An apartment complex manager found inflammatory fliers Wednesday morning posted just down the block from where gang members killed a Santa Cruz High School student last fall.
The fliers set off a wave of speculation as to who is responsible, if the threats are legitimate and what can be done to quell unrest in the community.
The anti-police fliers went up in the Chestnut Townhomes and Apartments the day after two suspected gang members - one of who is a Mexican national in the United States illegally - were arrested in connection with the stabbing death of Tyler Tenorio. The 16-year-old was killed in a clash with gang members at the corner of Chestnut and Laurel streets, near the apartment complex, on Oct. 16.
"In our opinion, this is a campaign of intimidation," Santa Cruz police spokesman Zach Friend said.
One of the fliers encourages people to push back against police. "We need to take justice into our own hands."
The second flier is titled "hood unity" and says "No snitching. No collaboration." It calls Santa Cruz police a "Neo-Nazi gang" and criticizes the department's partnership with federal Immigrations and Customs Enforcement gang investigators.
"Whatever other beef we might have, ICE and the police are our common enemies," the first flier states.
Santa Cruz police started working with federal Immigrations and Customs Enforcement gang investigators last month to curb gang activity in the city.
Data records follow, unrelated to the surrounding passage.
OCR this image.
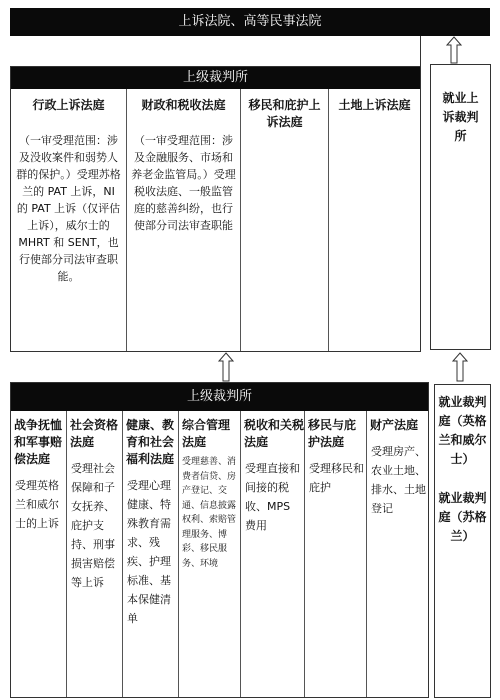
上诉法院、高等民事法院
上级裁判所
行政上诉法庭
（一审受理范围：涉及没收案件和弱势人群的保护。）受理苏格兰的 PAT 上诉，NI 的 PAT 上诉（仅评估上诉），威尔士的 MHRT 和 SENT，也行使部分司法审查职能。
财政和税收法庭
（一审受理范围：涉及金融服务、市场和养老金监管局。）受理税收法庭、一般监管庭的慈善纠纷，也行使部分司法审查职能
移民和庇护上诉法庭
土地上诉法庭	就业上诉裁判所
上级裁判所
战争抚恤和军事赔偿法庭
受理英格兰和威尔士的上诉
社会资格法庭
受理社会保障和子女抚养、庇护支持、刑事损害赔偿等上诉
健康、教育和社会福利法庭
受理心理健康、特殊教育需求、残疾、护理标准、基本保健清单
综合管理法庭
受理慈善、消费者信贷、房产登记、交通、信息披露权利、索赔管理服务、博彩、移民服务、环境
税收和关税法庭
受理直接和间接的税收、MPS 费用
移民与庇护法庭
受理移民和庇护
财产法庭
受理房产、农业土地、排水、土地登记
就业裁判庭（英格兰和威尔士）
就业裁判庭（苏格兰）
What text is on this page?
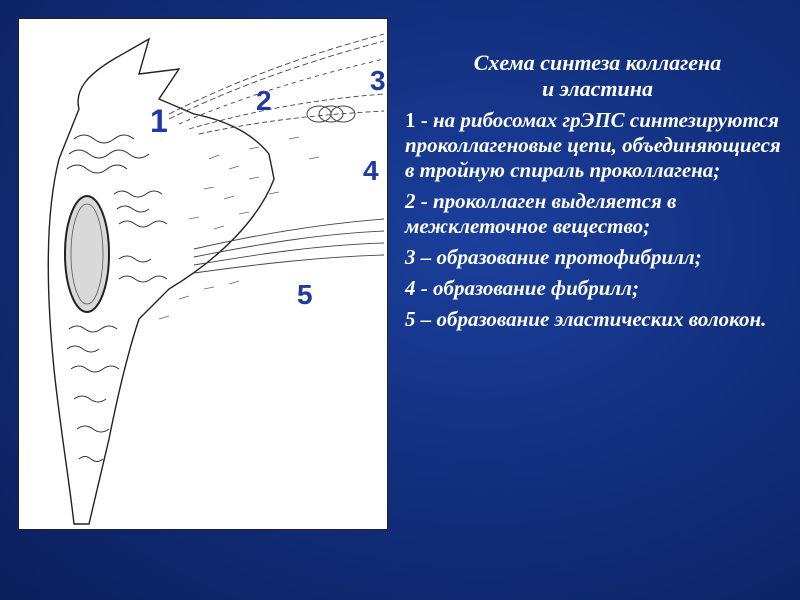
1
2
3
4
5
Схема синтеза коллагена
и эластина

1 - на рибосомах грЭПС синтезируются проколлагеновые цепи, объединяющиеся в тройную спираль проколлагена;

2 - проколлаген выделяется в межклеточное вещество;

3 – образование протофибрилл;

4 - образование фибрилл;

5 – образование эластических волокон.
Since Tenorio's death, five of the city's past seven homicides were gang related, according to police.
After the fliers were reported Wednesday, police issued an officer-safety warning.
"It makes you a little more vigilant," Santa Cruz police officer Jason Kelley said Thursday. "We just want to be careful."
ICE officials said the agency is focused on immigration enforcement that goes after criminals first, but that people have the right to voice their opinions.
"We're certainly get a lot of people protesting," said Lorie Haley, ICE spokeswoman.
No direct threats have been made and police acknowledge that pasting fliers to parking signs with a glue stick is not a typical gang tactic.
The tone of the fliers leans more toward anarchist sentiments, though no one has claimed responsibility for the fliers, police said.
"These are the most clear and direct attempt at intimidation and inciting violence that have been found in recent memory," Friend said, adding that literature associated with the May Day downtown riot and past UC Santa Cruz animal rights protests were not as inflammatory as these fliers.
The partnership with ICE, one of four federal agencies currently assisting in Santa Cruz police investigations, has been controversial, but the fliers marked the first outward expression of anger.
"It speaks to something different," Friend said. "We're confident that this does not reflect the overall community sentiment but the department is getting frustrated by the push-back we're feeling from a small, unrepresentative group."
But people are concerned about immigration officials working in the city, according to Santa Cruz councilman Tony Madrigal said. Despite some outreach by police, some Latino residents worry ICE agents are patrolling with beat cops in Santa Cruz and may stop them on the street.
Madrigal urged police to hold a Spanish-language meeting to explain the department's new direction in combatting gang crime.
"It really would go a long way toward building trust, two-way communication and collaboration between our Police Department and the community," Madrigal said. "The real goal for all of us is to have a safer community. We all understand that the police department cannot do it alone."
Nane Alejandrez, director of the community-based peace movement Barrios Unidos, denounced the call to violence in the fliers but agreed that people in the local Latino community are afraid. He said Santa Cruz needs more alternative programs to keep kids out of gangs and that his group would like to help.
"We need to have a dialogue with police. We need to sit at the table," said Alejandrez, whose organization also does national and international work, and is often consulted by police chiefs elsewhere in the U.S.
But Santa Cruz police and Barrios Unidos have been at odds recently.
During a well-attended community meeting earlier this month, Santa Cruz Deputy Police Chief Rick Martinez said his agency no longer works with the organization because Barrios Unidos doesn't do enough to discourage gang participation.
"That was a very inaccurate portrayal of what Barrios Unidos is," Barrios Unidos board member Carmen Perez said. "Barrios Unidos does not condone violence. We do not support it."
However, Alejandrez said people's possible gang affiliations are not a concern when they turn to the organization for help.
"I don't ask them whether they're a gang member or not when they come in," he said. "They're a human being."
Thursday, with the aroma of sage lingering in the air from a recent cleansing ceremony at the Barrios Unidos campus on Soquel Avenue, Perez and Alejandrez said the organization, founded three decades ago, promotes spirituality, healing and peace. Barrios Unidos sponsors family activities, such as traditional folklórico dance, and employs outreach workers assigned to do prevention and intervention work in Santa Cruz neighborhoods, they said.
"It's not about suppression," Perez said. "It's about creating sustainable community solutions."